Пошли? Вы видите?
– Д-да, – тихо ответила заинтригованная Ксения.
– Вы с сегодняшнего дня будете уверенно и красиво произносить слова, вам не придется стесняться своей речи, вы отныне станете говорить легко и красиво. Сейчас я буду произносить фразы, а вы будете повторять за мной… и у вас прекрасно получится… Вы меня слышите?
Слышите меня?
– Да…
– Вспомним стихи Никитина. Конечно, вы читали их когда-то. Теперь вспомним вместе. “Дремлет чуткий камыш… тишь, безлюдье вокруг…”
Повторите.
– “Дремлет чуткий камыш… тишь, безлюдье вокруг…” – зашелестела
Ксения, произнося слова вполне правильно.
– “Чуть приметна тропинка росистая… Куст заденешь плечом – на лицо тебе вдруг с листьев брызнет роса серебристая…”
– “Роса серебристая…” – вторила Ксения.
– “Сняли сети с шестов, весла к лодкам несут…” – Углев специально читает стихи со многими “ш” и “с”… и девица чисто повторяет за ним.
Теперь можно взять прозу. Того же изумительного Бунина.
– “Как трепетно ждал я вечера! Вот оно, мерещилось мне, наконец-то!
Что наконец-то, что именно? Какая-то роковая и как будто уже давно вожделенная грань, через которую наконец и я должен переступить, жуткий порог какого-то греховного рая…” – “Или я напрасно читаю девице эти пугающие мысли юного Бунина? Впрочем, сейчас она занята произношением…” – “И мне уже казалось, что все это будет или, по крайней мере, начнется нынче же вечером. Я сходил к парикмахеру, который постриг меня “бобриком” и, надушив, взодрал этот бобрик сально и пряно вонявшей щеткой, я чуть не час мылся, наряжался и чистился дома и, когда шел в сад, чувствовал, как у меня леденеют руки и огнем пылают уши…”

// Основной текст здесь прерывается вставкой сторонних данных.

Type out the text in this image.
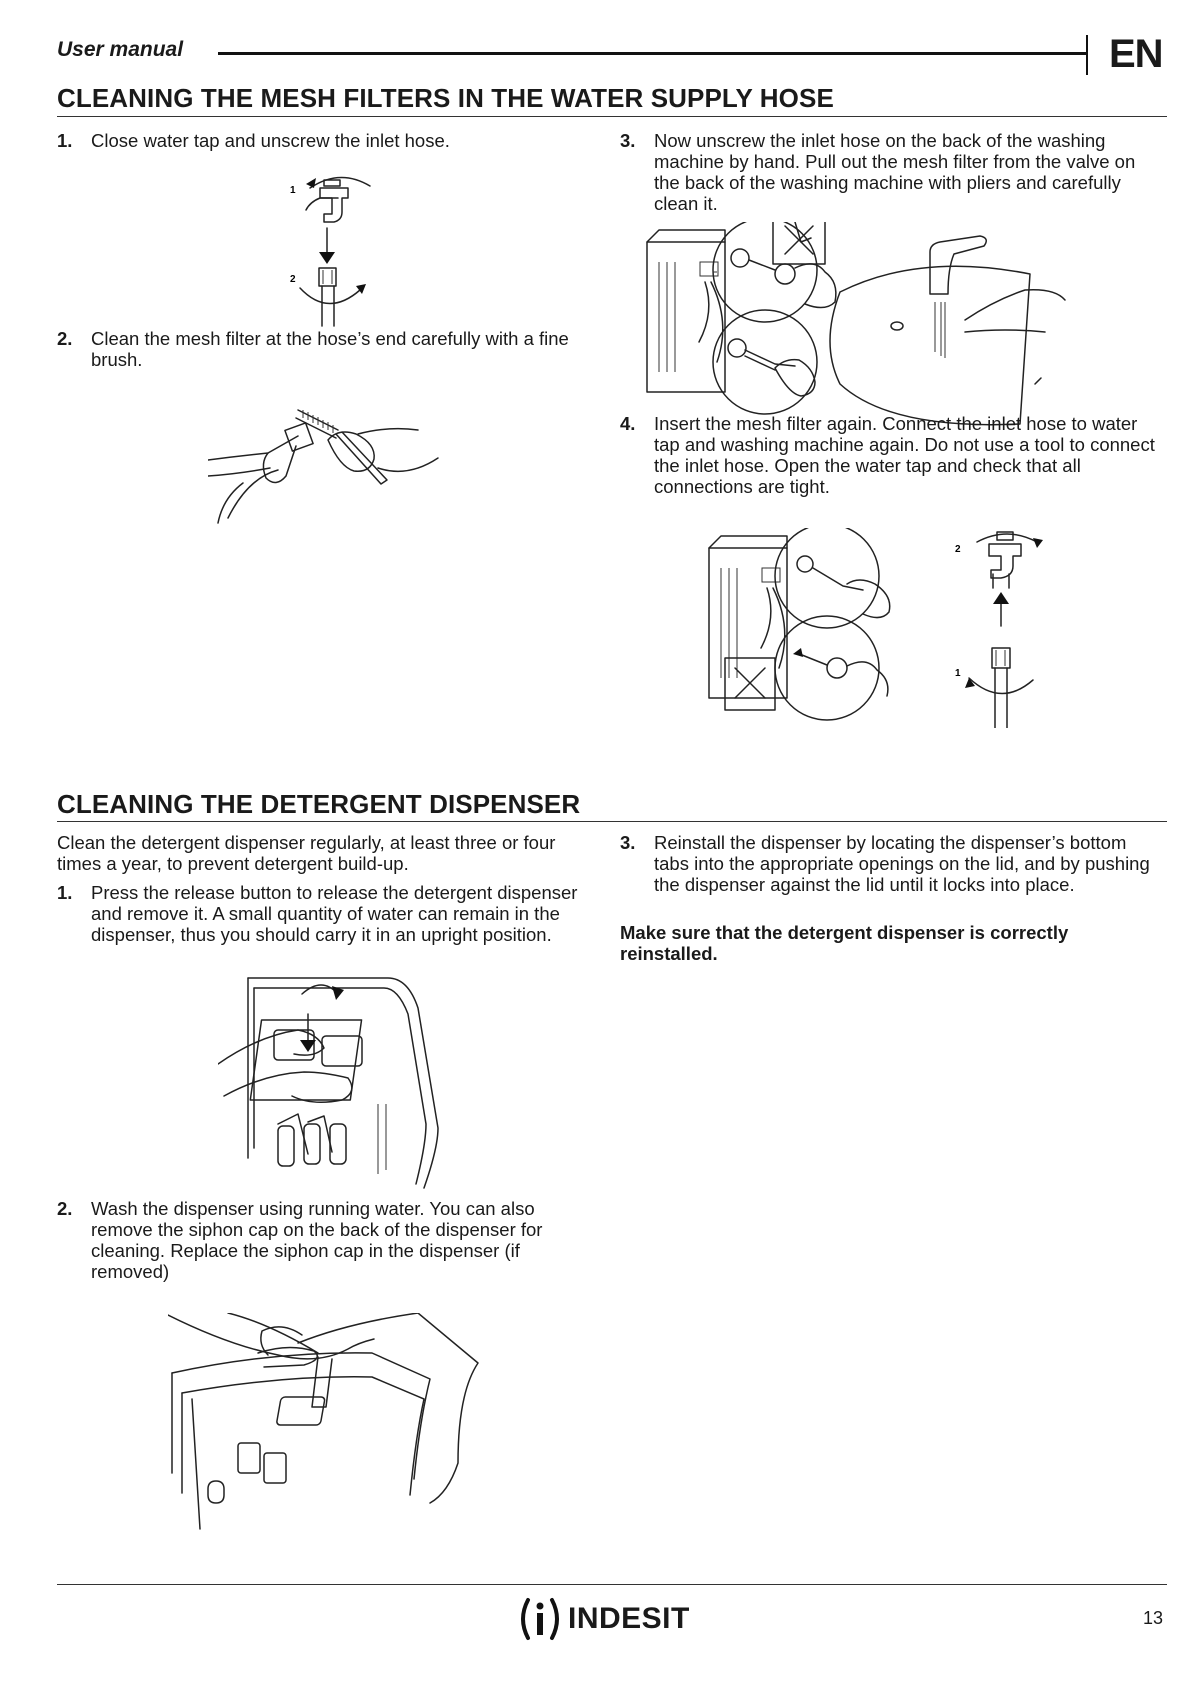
User manual	EN
CLEANING THE MESH FILTERS IN THE WATER SUPPLY HOSE
1. Close water tap and unscrew the inlet hose.
1
2
2. Clean the mesh filter at the hose’s end carefully with a fine brush.
3. Now unscrew the inlet hose on the back of the washing machine by hand. Pull out the mesh filter from the valve on the back of the washing machine with pliers and carefully clean it.
4. Insert the mesh filter again. Connect the inlet hose to water tap and washing machine again. Do not use a tool to connect the inlet hose. Open the water tap and check that all connections are tight.
2
1
CLEANING THE DETERGENT DISPENSER
Clean the detergent dispenser regularly, at least three or four times a year, to prevent detergent build-up.
1. Press the release button to release the detergent dispenser and remove it. A small quantity of water can remain in the dispenser, thus you should carry it in an upright position.
2. Wash the dispenser using running water. You can also remove the siphon cap on the back of the dispenser for cleaning. Replace the siphon cap in the dispenser (if removed)
3. Reinstall the dispenser by locating the dispenser’s bottom tabs into the appropriate openings on the lid, and by pushing the dispenser against the lid until it locks into place.
Make sure that the detergent dispenser is correctly reinstalled.
INDESIT	13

– “…огнем пылают уши”, – закончила вслед за ним Ксения. Она пребывала как бы в полусне, но тараторила сейчас, как некогда мать, бегло и правильно. Углев специально ускорил ритм – получилось и в таком ритме. Гипноз есть гипноз.
– А сейчас мы с тобой вместе скажем вот какие слова. Отныне я буду говорить легко и четко, легко и правильно… любые слова, даже со всякими шипящими звуками… я буду говорить легко и правильно.
Ксения повторила за ним, а затем он хлопнул в ладони и рассмеялся.
– Что? – вздрогнув, словно проснулась гостья.
– Бабочка влетела в окно… и улетела… Как вы себя чувствуете? Вы немножко забылись, пока я чай ставил.
Нахмурив нежные белесые бровки, она смотрела на него.
– А мне приснилось…
– Что?
– Что я читала Бунина.
– И очень хорошо. Это лучший писатель России. Как только у вас выберется минута, читайте его. И читайте вслух. У вас получится это легко и красиво.
– А в магазинах его продают?
– Конечно.
– Я маму попрошу. Спасибо. Я пойду. Что-то голова немного кружится.
– И девица медленно побрела по лестнице с деревянного этажа на землю.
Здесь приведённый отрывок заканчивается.